Bush hasn't been able to divert the country's attention yet. Of course, as noted previously, public opinion doesn't have any relevance on this matter at all, only Mr. Fitzgerald's legal findings do. Billmon made the same point recently. However, every day the Rethuglican spin-meisters have to answer uncomfortable questions about Turd Blossom is another day their radical agenda is (partially) side-tracked.
The NYT has, above the fold, this overview:
For Bush, Effect of Investigation of C.I.A. Leak Case Is Uncertain
President Bush has yet to address some uncomfortable questions that he may not be able to evade indefinitely.
...But Mr. Bush's political opponents say the president is in a box. In their view, either Mr. Rove and Mr. Libby kept the president in the dark about their actions, making them appear evasive at a time when Mr. Bush was demanding that his staff cooperate fully with the investigation, or Mr. Rove and Mr.
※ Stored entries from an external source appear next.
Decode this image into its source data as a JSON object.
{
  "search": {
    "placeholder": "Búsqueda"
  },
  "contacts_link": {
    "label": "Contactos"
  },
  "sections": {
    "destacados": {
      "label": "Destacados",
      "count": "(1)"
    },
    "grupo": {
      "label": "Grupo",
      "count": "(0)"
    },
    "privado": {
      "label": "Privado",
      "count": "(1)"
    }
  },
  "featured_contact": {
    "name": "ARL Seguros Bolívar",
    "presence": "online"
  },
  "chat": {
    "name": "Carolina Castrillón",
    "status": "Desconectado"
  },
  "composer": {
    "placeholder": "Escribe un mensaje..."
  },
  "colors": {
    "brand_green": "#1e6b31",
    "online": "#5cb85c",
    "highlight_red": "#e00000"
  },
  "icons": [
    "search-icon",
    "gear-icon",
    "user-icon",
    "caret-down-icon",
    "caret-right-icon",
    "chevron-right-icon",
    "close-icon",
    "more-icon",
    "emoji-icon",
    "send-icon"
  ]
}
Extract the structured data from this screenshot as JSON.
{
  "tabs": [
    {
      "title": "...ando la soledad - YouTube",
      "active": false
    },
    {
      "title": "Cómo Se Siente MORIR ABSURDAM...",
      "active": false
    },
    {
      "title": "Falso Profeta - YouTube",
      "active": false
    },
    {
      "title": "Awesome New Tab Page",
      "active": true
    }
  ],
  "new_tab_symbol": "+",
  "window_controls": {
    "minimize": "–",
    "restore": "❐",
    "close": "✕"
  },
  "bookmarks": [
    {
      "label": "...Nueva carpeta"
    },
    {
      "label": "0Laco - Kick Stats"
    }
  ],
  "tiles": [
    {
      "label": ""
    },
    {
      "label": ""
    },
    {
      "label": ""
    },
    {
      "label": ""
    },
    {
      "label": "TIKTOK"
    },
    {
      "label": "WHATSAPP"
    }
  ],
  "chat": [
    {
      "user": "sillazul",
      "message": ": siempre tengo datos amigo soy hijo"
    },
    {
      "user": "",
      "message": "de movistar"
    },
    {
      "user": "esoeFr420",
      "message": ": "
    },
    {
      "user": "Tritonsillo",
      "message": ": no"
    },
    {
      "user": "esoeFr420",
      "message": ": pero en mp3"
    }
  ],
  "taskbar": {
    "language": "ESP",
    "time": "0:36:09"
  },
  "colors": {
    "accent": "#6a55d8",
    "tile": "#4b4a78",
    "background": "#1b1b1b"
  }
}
Libby had told the president and he was not forthcoming in his public statements about his knowledge of their roles.“We know that Karl Rove, through Scott McClellan, did not tell Americans the truth,” said Representative Rahm Emanuel, Democrat of Illinois and a former top aide in the Clinton White House. “What's important now is what Karl Rove told the president. Was it the truth, or was it what he told Scott McClellan?”
and from Frank Rich:
Eight Days in July:
The agenda of President Bush's rushed Supreme Court nomination - to change the subject in Washington - could not have been more naked.
...When the president decided not to replace Sandra Day O'Connor with a woman, why did he pick a white guy and not nominate the first Hispanic justice, his friend Alberto Gonzales? Mr. Bush was surely not scared off by Gonzales critics on the right (who find him soft on abortion) or left (who find him soft on the Geneva Conventions). It's Mr. Gonzales's proximity to this scandal that inspires real fear.As White House counsel, he was the one first notified that the Justice Department, at the request of the C.I.A., had opened an investigation into the outing of Joseph Wilson's wife. That notification came at 8:30 p.m. on Sept. 29, 2003, but it took Mr. Gonzales 12 more hours to inform the White House staff that it must “preserve all materials” relevant to the investigation. This 12-hour delay, he has said, was sanctioned by the Justice Department, but since the department was then run by John Ashcroft, a Bush loyalist who refused to recuse himself from the Plame case, inquiring Senate Democrats would examine this 12-hour delay as closely as an 18½-minute tape gap. “Every good prosecutor knows that any delay could give a culprit time to destroy the evidence,” said Senator Charles Schumer, correctly, back when the missing 12 hours was first revealed almost two years ago. A new Gonzales confirmation process now would have quickly devolved into a neo-Watergate hearing. Mr. Gonzales was in the thick of the Plame investigation, all told, for 16 months.
Thus is Mr. Gonzales's Supreme Court aspiration the first White House casualty of this affair. It won't be the last. When you look at the early timeline of this case, rather than the latest investigatory scraps, two damning story lines emerge and both have legs.
...
The real crime here remains the sending of American men and women to Iraq on fictitious grounds. Without it, there wouldn't have been a third-rate smear campaign against an obscure diplomat, a bungled cover-up and a scandal that - like the war itself - has no exit strategy that will not inflict pain.